Кейт Бланшетт: «Кино воспитывает во мне лучшие качества»
Обладательница «Оскара» – о том, как она напугала коллегу по съёмочной площадке и работала над ролями
Сначала она покорила театральную сцену, затем появилась на телеэкранах, в австралийских сериалах, и только потом затеяла роман с большим экраном, который ответил ей взаимностью. Кажется, этой кинодиве подвластны все жанры и формы: она уже получила «Оскара», у неё три «Золотых глобуса». Критики убеждены: Кэтрин Элиc Бланшетт наиболее убедительно из всех актрис сыграла королеву Елизавету. Корона ей к лицу – это несомненно. Но что кроется за горделивой осанкой, надменным взглядом и аристократическим высокомерием, застывшим на плёнке? Быть может, ответ даст новая картина с участием звезды, которая сейчас идёт в российском прокате?
– Итак, перед нами очередная ваша работа – «Золушка», красивая диснеевская сказка. Но ваша роль далеко не положительная – вы играете мачеху. Сколько об этой зловредной даме сказано, написано и тем более снято фильмов! Но вы согласились на этот творческий эксперимент...
– Играть зловредную мачеху? В этом весь смак актёрского ремесла! Да, мне, любящей матери троих сыновей и дочери, сложновато выступать в роли самовлюблённой эгоистки, но на то оно и кино, чтобы в нём иногда становиться хуже себя самой. Или лучше...
– А были и такие персонажи, которые лучше вас самой?
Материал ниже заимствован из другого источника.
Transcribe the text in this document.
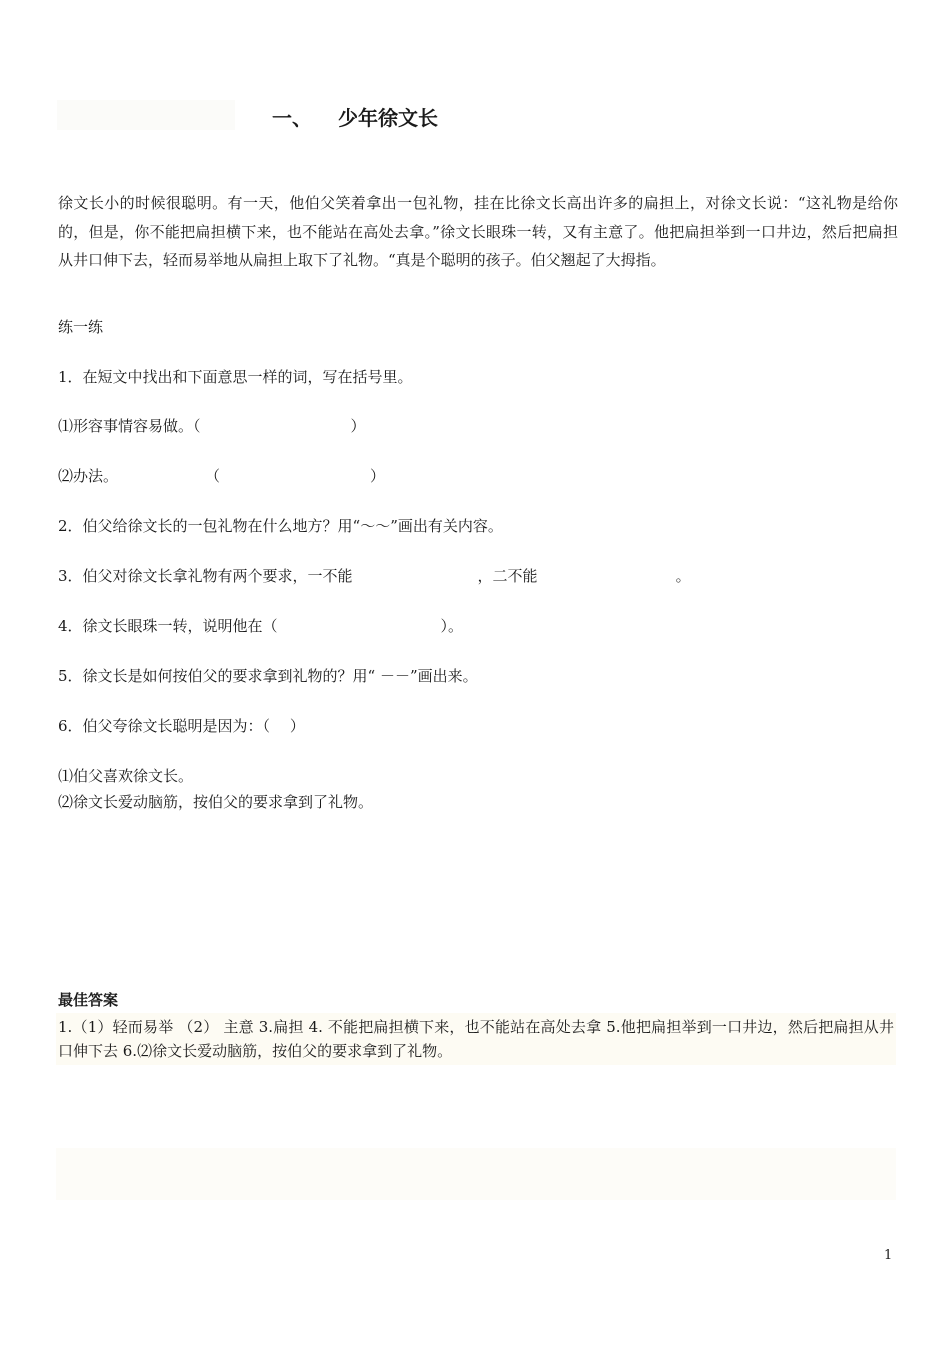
一、 少年徐文长
徐文长小的时候很聪明。有一天，他伯父笑着拿出一包礼物，挂在比徐文长高出许多的扁担上，对徐文长说：“这礼物是给你的，但是，你不能把扁担横下来，也不能站在高处去拿。”徐文长眼珠一转，又有主意了。他把扁担举到一口井边，然后把扁担从井口伸下去，轻而易举地从扁担上取下了礼物。“真是个聪明的孩子。伯父翘起了大拇指。
练一练
1．在短文中找出和下面意思一样的词，写在括号里。
⑴形容事情容易做。（	）
⑵办法。	（	）
2．伯父给徐文长的一包礼物在什么地方？用“～～”画出有关内容。
3．伯父对徐文长拿礼物有两个要求，一不能	，二不能	。
4．徐文长眼珠一转，说明他在（	）。
5．徐文长是如何按伯父的要求拿到礼物的？用“ －－”画出来。
6．伯父夸徐文长聪明是因为：（　 ）
⑴伯父喜欢徐文长。
⑵徐文长爱动脑筋，按伯父的要求拿到了礼物。
最佳答案
1.（1）轻而易举 （2） 主意 3.扁担 4. 不能把扁担横下来，也不能站在高处去拿 5.他把扁担举到一口井边，然后把扁担从井口伸下去 6.⑵徐文长爱动脑筋，按伯父的要求拿到了礼物。
1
– В моём послужном списке множество разноплановых героинь, и большая часть из них... Не то чтобы лучше меня, но в них заложены такие характеристики, которых во мне или нет, или же я на них просто не обращаю внимания. Кино вообще старается воспитать во мне самые лучшие качества: смирение, самоотверженность. Сильные личности способны на волевые поступки, мне же выпало счастье их сыграть, прожить их жизнь на экране. Но, к счастью, мой спокойный и довольно-таки однообразный ход жизни не даёт мне повода для бытового героизма. Что же касается мачехи из фильма «Золушка», я постаралась отыскать в себе нечто противное, но одновременно с тем манящее, что может быть в каждой женщине, и буквально вывалила это на своих партнёров. Бедняжка Лили Джеймс (исполнительница роли Золушки. – Прим. ред.) иногда была в ужасе от... Нет, не от меня, а от моей героини! И чтобы как-то усугубить полученный результат, я иногда сознательно не стирала «маску» после съёмок, иногда давала повод своей падчерице по фильму видеть некую пропасть меж нами. И бедная девушка даже терялась, не всегда понимала: может, я и вправду такая – властная, жестокая, своенравная назло всем и вся? Однако эта игра продолжалась недолго, и Лили в конце концов поняла, что я на самом деле добрейшей души человек. А с чего мне в реальности быть такой озлобленной? Мне всего в этой жизни хватает. И внимания – в семье и в обществе, и радости – те же дети – это большое счастье, а когда их четверо, начинаешь иначе смотреть на мир, у тебя вырабатываются другие ценности.
– «Золушка» не первая сказочная история в вашей кинокарьере...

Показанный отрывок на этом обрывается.